About me

About me

I was born in Wakefield and grew up in the village of Ackworth during the 1960s and 70s. From my bedroom window, I looked out to the Pennine Hills, which rose brooding and glowering in the distance. I loved to walk there, whenever my dad would take us out for an afternoon in the car. There is a sense of freedom for me when I am out in the countryside that I find it hard to live without. Lucky enough to attend Wakefield Girls’ High School, I would study in the library, always choosing a seat as close as possible to the Barbara Hepworth sculptures on display there.

Yorkshire seemed to be a place full of kindness and generosity, despite the unrest and de-industrialisation going on around us. To this day, strong memories persist of changing times. Dirty buildings slowly being power-washed clean, factories and mines closing, to be replaced by tech jobs and cultural rejuvenation. Most of all, my mind sometimes focuses on living in Leeds during the reign of the Yorkshire Ripper and later visiting my parents with young children during the bitterness of the miner’s strike. All this left an indelible mark on my imagination that comes out in the gothic, darker side of my writing. 

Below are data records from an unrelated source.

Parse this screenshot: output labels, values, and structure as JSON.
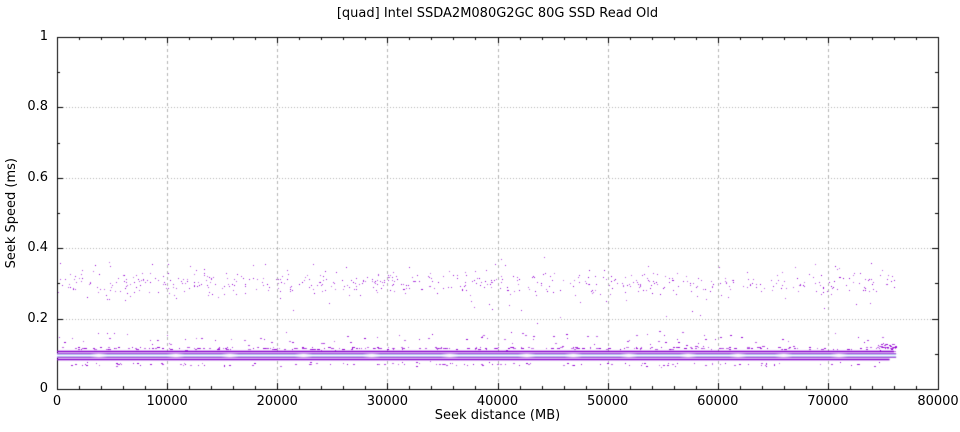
{
  "chart_data": {
    "type": "scatter",
    "title": "[quad] Intel SSDA2M080G2GC 80G SSD Read Old",
    "xlabel": "Seek distance (MB)",
    "ylabel": "Seek Speed (ms)",
    "xlim": [
      0,
      80000
    ],
    "ylim": [
      0,
      1
    ],
    "grid": true,
    "legend": "none",
    "x_axis": {
      "label": "Seek distance (MB)",
      "min": 0,
      "max": 80000,
      "minor_step": 2000,
      "ticks": [
        {
          "v": 0,
          "label": "0"
        },
        {
          "v": 10000,
          "label": "10000"
        },
        {
          "v": 20000,
          "label": "20000"
        },
        {
          "v": 30000,
          "label": "30000"
        },
        {
          "v": 40000,
          "label": "40000"
        },
        {
          "v": 50000,
          "label": "50000"
        },
        {
          "v": 60000,
          "label": "60000"
        },
        {
          "v": 70000,
          "label": "70000"
        },
        {
          "v": 80000,
          "label": "80000"
        }
      ]
    },
    "y_axis": {
      "label": "Seek Speed (ms)",
      "min": 0,
      "max": 1,
      "minor_step": 0.1,
      "ticks": [
        {
          "v": 0,
          "label": "0"
        },
        {
          "v": 0.2,
          "label": "0.2"
        },
        {
          "v": 0.4,
          "label": "0.4"
        },
        {
          "v": 0.6,
          "label": "0.6"
        },
        {
          "v": 0.8,
          "label": "0.8"
        },
        {
          "v": 1,
          "label": "1"
        }
      ]
    },
    "colors": {
      "point": "#9400d3",
      "dense_line": "#8806ce",
      "glow_edge": "#c490e4",
      "glow_inner": "#a6e0f7",
      "glow_core": "#ffffff",
      "grid": "#b4b4b4",
      "border": "#000000",
      "background": "#ffffff"
    },
    "data_x_max": 76100,
    "seed": 1337,
    "point_clusters": [
      {
        "name": "seek-cloud-0.30ms",
        "y_mean": 0.3,
        "y_sd": 0.017,
        "y_min": 0.252,
        "y_max": 0.345,
        "x_min": 0,
        "x_max": 76000,
        "count": 560,
        "dash_max": 1
      },
      {
        "name": "cloud-outliers-high",
        "y_mean": 0.356,
        "y_sd": 0.01,
        "y_min": 0.345,
        "y_max": 0.378,
        "x_min": 0,
        "x_max": 76000,
        "count": 22,
        "dash_max": 1
      },
      {
        "name": "cloud-outliers-low",
        "y_mean": 0.243,
        "y_sd": 0.006,
        "y_min": 0.23,
        "y_max": 0.252,
        "x_min": 0,
        "x_max": 76000,
        "count": 10,
        "dash_max": 1
      },
      {
        "name": "upper-dash-row",
        "y_mean": 0.1165,
        "y_sd": 0.0022,
        "y_min": 0.11,
        "y_max": 0.126,
        "x_min": 0,
        "x_max": 75800,
        "count": 240,
        "dash_max": 3
      },
      {
        "name": "mid-sparse-dots",
        "y_mean": 0.143,
        "y_sd": 0.011,
        "y_min": 0.126,
        "y_max": 0.185,
        "x_min": 0,
        "x_max": 75500,
        "count": 90,
        "dash_max": 2
      },
      {
        "name": "rare-mid-dots",
        "y_mean": 0.21,
        "y_sd": 0.015,
        "y_min": 0.186,
        "y_max": 0.245,
        "x_min": 0,
        "x_max": 75000,
        "count": 9,
        "dash_max": 1
      },
      {
        "name": "lower-dash-row",
        "y_mean": 0.071,
        "y_sd": 0.0028,
        "y_min": 0.063,
        "y_max": 0.08,
        "x_min": 500,
        "x_max": 75000,
        "count": 130,
        "dash_max": 2
      },
      {
        "name": "tail-uptick",
        "y_mean": 0.119,
        "y_sd": 0.006,
        "y_min": 0.105,
        "y_max": 0.132,
        "x_min": 74300,
        "x_max": 76200,
        "count": 28,
        "dash_max": 2
      }
    ],
    "dense_bands": [
      {
        "name": "dense-line-upper",
        "y": 0.1065,
        "x_min": 0,
        "x_max": 76000,
        "thickness": 1.6,
        "glow": false
      },
      {
        "name": "glow-band-core",
        "y": 0.0952,
        "x_min": 0,
        "x_max": 76200,
        "thickness": 5,
        "glow": true
      },
      {
        "name": "dense-line-lower",
        "y": 0.0838,
        "x_min": 0,
        "x_max": 75600,
        "thickness": 1.6,
        "glow": false
      }
    ]
  }
}
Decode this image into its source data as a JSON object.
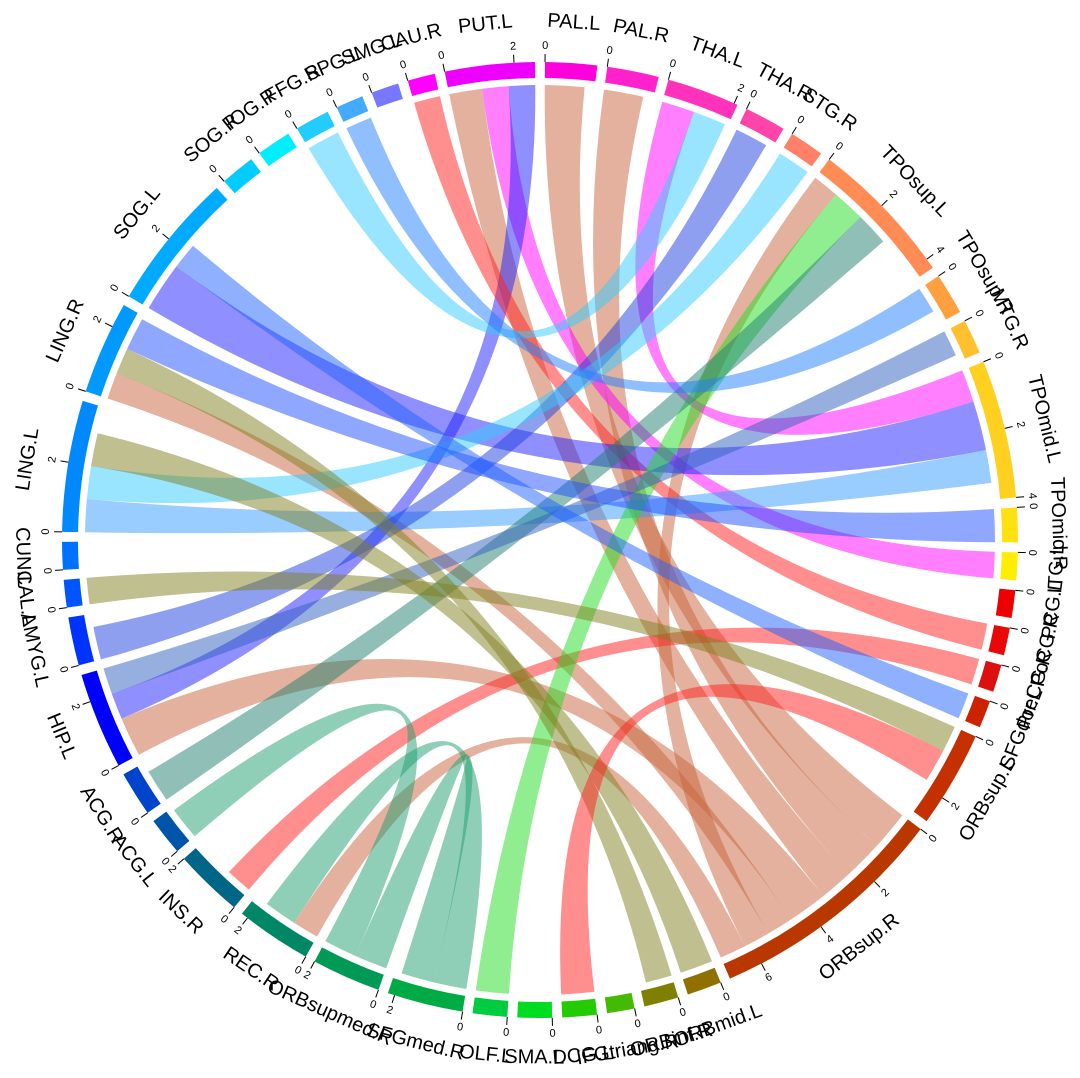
{
  "chart_data": {
    "type": "chord",
    "sectors": [
      {
        "name": "PAL.L",
        "value": 1.5,
        "color": "#ff00dd",
        "ticks": [
          0
        ]
      },
      {
        "name": "PAL.R",
        "value": 1.5,
        "color": "#ff22cc",
        "ticks": [
          0
        ]
      },
      {
        "name": "THA.L",
        "value": 2.1,
        "color": "#ff33bb",
        "ticks": [
          0,
          2
        ]
      },
      {
        "name": "THA.R",
        "value": 1.2,
        "color": "#ff44aa",
        "ticks": [
          0
        ]
      },
      {
        "name": "STG.R",
        "value": 1,
        "color": "#ff8066",
        "ticks": [
          0
        ]
      },
      {
        "name": "TPOsup.L",
        "value": 4.3,
        "color": "#ff8c55",
        "ticks": [
          0,
          2,
          4
        ]
      },
      {
        "name": "TPOsup.R",
        "value": 1.2,
        "color": "#ffa040",
        "ticks": [
          0
        ]
      },
      {
        "name": "MTG.R",
        "value": 1,
        "color": "#ffc030",
        "ticks": [
          0
        ]
      },
      {
        "name": "TPOmid.L",
        "value": 4,
        "color": "#ffd020",
        "ticks": [
          0,
          2,
          4
        ]
      },
      {
        "name": "TPOmid.R",
        "value": 1,
        "color": "#ffe010",
        "ticks": [
          0
        ]
      },
      {
        "name": "ITG.L",
        "value": 0.8,
        "color": "#ffee00",
        "ticks": [
          0
        ]
      },
      {
        "name": "PCG.L",
        "value": 0.8,
        "color": "#ee0000",
        "ticks": [
          0
        ]
      },
      {
        "name": "PoCG.R",
        "value": 0.8,
        "color": "#e80808",
        "ticks": [
          0
        ]
      },
      {
        "name": "PreCG.R",
        "value": 0.8,
        "color": "#dd1010",
        "ticks": [
          0
        ]
      },
      {
        "name": "SFGdor.L",
        "value": 0.8,
        "color": "#cc2200",
        "ticks": [
          0
        ]
      },
      {
        "name": "ORBsup.L",
        "value": 2.8,
        "color": "#c43000",
        "ticks": [
          0,
          2
        ]
      },
      {
        "name": "ORBsup.R",
        "value": 7,
        "color": "#b83800",
        "ticks": [
          0,
          2,
          4,
          6
        ]
      },
      {
        "name": "ORBmid.L",
        "value": 1,
        "color": "#907000",
        "ticks": [
          0
        ]
      },
      {
        "name": "ORBinf.R",
        "value": 1,
        "color": "#808000",
        "ticks": [
          0
        ]
      },
      {
        "name": "IFGtriang.R",
        "value": 0.8,
        "color": "#44bb00",
        "ticks": [
          0
        ]
      },
      {
        "name": "DCG.L",
        "value": 1,
        "color": "#22cc00",
        "ticks": [
          0
        ]
      },
      {
        "name": "SMA.L",
        "value": 1,
        "color": "#00dd20",
        "ticks": [
          0
        ]
      },
      {
        "name": "OLF.L",
        "value": 1,
        "color": "#00cc40",
        "ticks": [
          0
        ]
      },
      {
        "name": "SFGmed.R",
        "value": 2.2,
        "color": "#00aa44",
        "ticks": [
          0,
          2
        ]
      },
      {
        "name": "ORBsupmed.R",
        "value": 2,
        "color": "#009955",
        "ticks": [
          0,
          2
        ]
      },
      {
        "name": "REC.R",
        "value": 2.2,
        "color": "#008866",
        "ticks": [
          0,
          2
        ]
      },
      {
        "name": "INS.R",
        "value": 2,
        "color": "#006688",
        "ticks": [
          0,
          2
        ]
      },
      {
        "name": "ACG.L",
        "value": 1.1,
        "color": "#0055aa",
        "ticks": [
          0
        ]
      },
      {
        "name": "ACG.R",
        "value": 1.3,
        "color": "#0044cc",
        "ticks": [
          0
        ]
      },
      {
        "name": "HIP.L",
        "value": 2.8,
        "color": "#0000ff",
        "ticks": [
          0,
          2
        ]
      },
      {
        "name": "AMYG.L",
        "value": 1.4,
        "color": "#0033ff",
        "ticks": [
          0
        ]
      },
      {
        "name": "CAL.L",
        "value": 0.8,
        "color": "#0055ff",
        "ticks": [
          0
        ]
      },
      {
        "name": "CUN.L",
        "value": 0.8,
        "color": "#0070ff",
        "ticks": [
          0
        ]
      },
      {
        "name": "LING.L",
        "value": 3.8,
        "color": "#0088ff",
        "ticks": [
          0,
          2
        ]
      },
      {
        "name": "LING.R",
        "value": 2.7,
        "color": "#0099ff",
        "ticks": [
          0,
          2
        ]
      },
      {
        "name": "SOG.L",
        "value": 4,
        "color": "#00aaff",
        "ticks": [
          0,
          2
        ]
      },
      {
        "name": "SOG.R",
        "value": 1,
        "color": "#00ccff",
        "ticks": [
          0
        ]
      },
      {
        "name": "IOG.R",
        "value": 1,
        "color": "#00eeff",
        "ticks": [
          0
        ]
      },
      {
        "name": "FFG.R",
        "value": 1,
        "color": "#22ccff",
        "ticks": [
          0
        ]
      },
      {
        "name": "SPG.L",
        "value": 0.8,
        "color": "#44aaff",
        "ticks": [
          0
        ]
      },
      {
        "name": "SMG.L",
        "value": 0.8,
        "color": "#7777ff",
        "ticks": [
          0
        ]
      },
      {
        "name": "CAU.R",
        "value": 0.8,
        "color": "#ff00ff",
        "ticks": [
          0
        ]
      },
      {
        "name": "PUT.L",
        "value": 2.6,
        "color": "#ee00ff",
        "ticks": [
          0,
          2
        ]
      }
    ],
    "chords": [
      {
        "from": "ORBsup.R",
        "to": "PAL.L",
        "value": 1.2,
        "color": "#c8643c"
      },
      {
        "from": "ORBsup.R",
        "to": "PAL.R",
        "value": 1.2,
        "color": "#c8643c"
      },
      {
        "from": "ORBsup.R",
        "to": "PUT.L",
        "value": 1,
        "color": "#c8643c"
      },
      {
        "from": "ORBsup.R",
        "to": "HIP.L",
        "value": 1.2,
        "color": "#c8643c"
      },
      {
        "from": "ORBsup.R",
        "to": "LING.R",
        "value": 0.8,
        "color": "#c8643c"
      },
      {
        "from": "ORBsup.R",
        "to": "TPOsup.L",
        "value": 0.8,
        "color": "#c8643c"
      },
      {
        "from": "ORBsup.R",
        "to": "REC.R",
        "value": 0.8,
        "color": "#c8643c"
      },
      {
        "from": "THA.L",
        "to": "TPOmid.L",
        "value": 1,
        "color": "#ff00ff"
      },
      {
        "from": "PUT.L",
        "to": "ITG.L",
        "value": 0.8,
        "color": "#ff00ff"
      },
      {
        "from": "PUT.L",
        "to": "HIP.L",
        "value": 0.8,
        "color": "#2020ff"
      },
      {
        "from": "CAU.R",
        "to": "PoCG.R",
        "value": 0.8,
        "color": "#ff2020"
      },
      {
        "from": "INS.R",
        "to": "PreCG.R",
        "value": 0.8,
        "color": "#ff2020"
      },
      {
        "from": "SOG.L",
        "to": "TPOmid.L",
        "value": 1.5,
        "color": "#2020ff"
      },
      {
        "from": "LING.L",
        "to": "TPOmid.L",
        "value": 1,
        "color": "#3399ff"
      },
      {
        "from": "THA.R",
        "to": "AMYG.L",
        "value": 1,
        "color": "#2040e0"
      },
      {
        "from": "STG.R",
        "to": "LING.L",
        "value": 1,
        "color": "#33ccff"
      },
      {
        "from": "FFG.R",
        "to": "THA.L",
        "value": 1,
        "color": "#33ccff"
      },
      {
        "from": "OLF.L",
        "to": "TPOsup.L",
        "value": 1,
        "color": "#22dd22"
      },
      {
        "from": "SFGmed.R",
        "to": "REC.R",
        "value": 1,
        "color": "#20a070"
      },
      {
        "from": "ORBsupmed.R",
        "to": "SFGmed.R",
        "value": 1,
        "color": "#20a070"
      },
      {
        "from": "ACG.L",
        "to": "ORBsupmed.R",
        "value": 1,
        "color": "#20a070"
      },
      {
        "from": "ACG.R",
        "to": "TPOsup.L",
        "value": 1,
        "color": "#208070"
      },
      {
        "from": "HIP.L",
        "to": "MTG.R",
        "value": 0.8,
        "color": "#3060c0"
      },
      {
        "from": "LING.L",
        "to": "ORBmid.L",
        "value": 1,
        "color": "#808020"
      },
      {
        "from": "LING.R",
        "to": "ORBinf.R",
        "value": 0.8,
        "color": "#808020"
      },
      {
        "from": "CAL.L",
        "to": "ORBsup.L",
        "value": 0.8,
        "color": "#808020"
      },
      {
        "from": "DCG.L",
        "to": "ORBsup.L",
        "value": 1,
        "color": "#ff2020"
      },
      {
        "from": "LING.R",
        "to": "TPOmid.R",
        "value": 1,
        "color": "#2050ff"
      },
      {
        "from": "SOG.L",
        "to": "SFGdor.L",
        "value": 0.8,
        "color": "#2060ff"
      },
      {
        "from": "SPG.L",
        "to": "TPOsup.R",
        "value": 0.8,
        "color": "#2080ff"
      }
    ]
  }
}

From an early age, I was attracted to performing, not least when my mother enrolled me into a children’s dance school at the age of three. By the age of twelve, I was determined to become an actor. Unfortunately, that ambition was derailed by love! A move to Norfolk in 1981, followed by the advent of a family made sure that I was amply occupied. I began to write when my children were small. Afternoon naps were a much encouraged tiny window in which I tried to write short stories and articles, which occasionally got published. 

Ever a later starter, I joined the magnificent Open University in my late twenties. After seven long years, partitioning my day between working full-time, two children and study, I finally managed to get my degree in History and Art History. The day that truly changed my life was my graduation ceremony at Ely Cathedral. As the Chancellor shook my hand and gave me my certificate, he said ‘I hope that this experience will have changed your life for the better.’ As I walked down the side aisle to find my seat again, I realised that it hadn’t done that. But if I could achieve this against such difficult odds, surely I could go further.

A year later, I left my job in computing and went to London to train as a professional actor, twenty years after I had originally dreamed of doing so. It’s never too late!! Since then, I’ve been proud to call myself a working actor. For two decades, I’ve been maintaining a portfolio career that spans acting, medical roleplay, promoting, directing and running my own theatre company, Broad Horizons. My husband also works in the theatre, so there’s never a dull moment in our household. 

We moved out of Norwich to a cottage in a small village in North Norfolk in the late 1990s, and I love the beautiful, vast skies and watery landscapes that surround us. It feels wonderfully remote, even though the nearest town is only a few miles away. I can’t imagine living anywhere better than this.

There was one final ambition which I had yet to fulfil. Thankfully, the University of East Anglia (UEA) in Norwich runs one of the most prestigious creative writing programmes in the country. I was very grateful that they invited me onto their MA in Creative Writing (Crime Fiction) in 2017. I graduated from the course in 2019, and my debut novel was shortlisted for the Little, Brown UEA writer’s prize that autumn. 

That novel was “Under Violent Skies”. It was published in September 2020 by one of the UK’s leading indie publishers, Joffe Books. I so proud to be invited to join Jasper and his team. Their support and care over my novels is a true joy. I know that both Sara and myself could not be in better hands.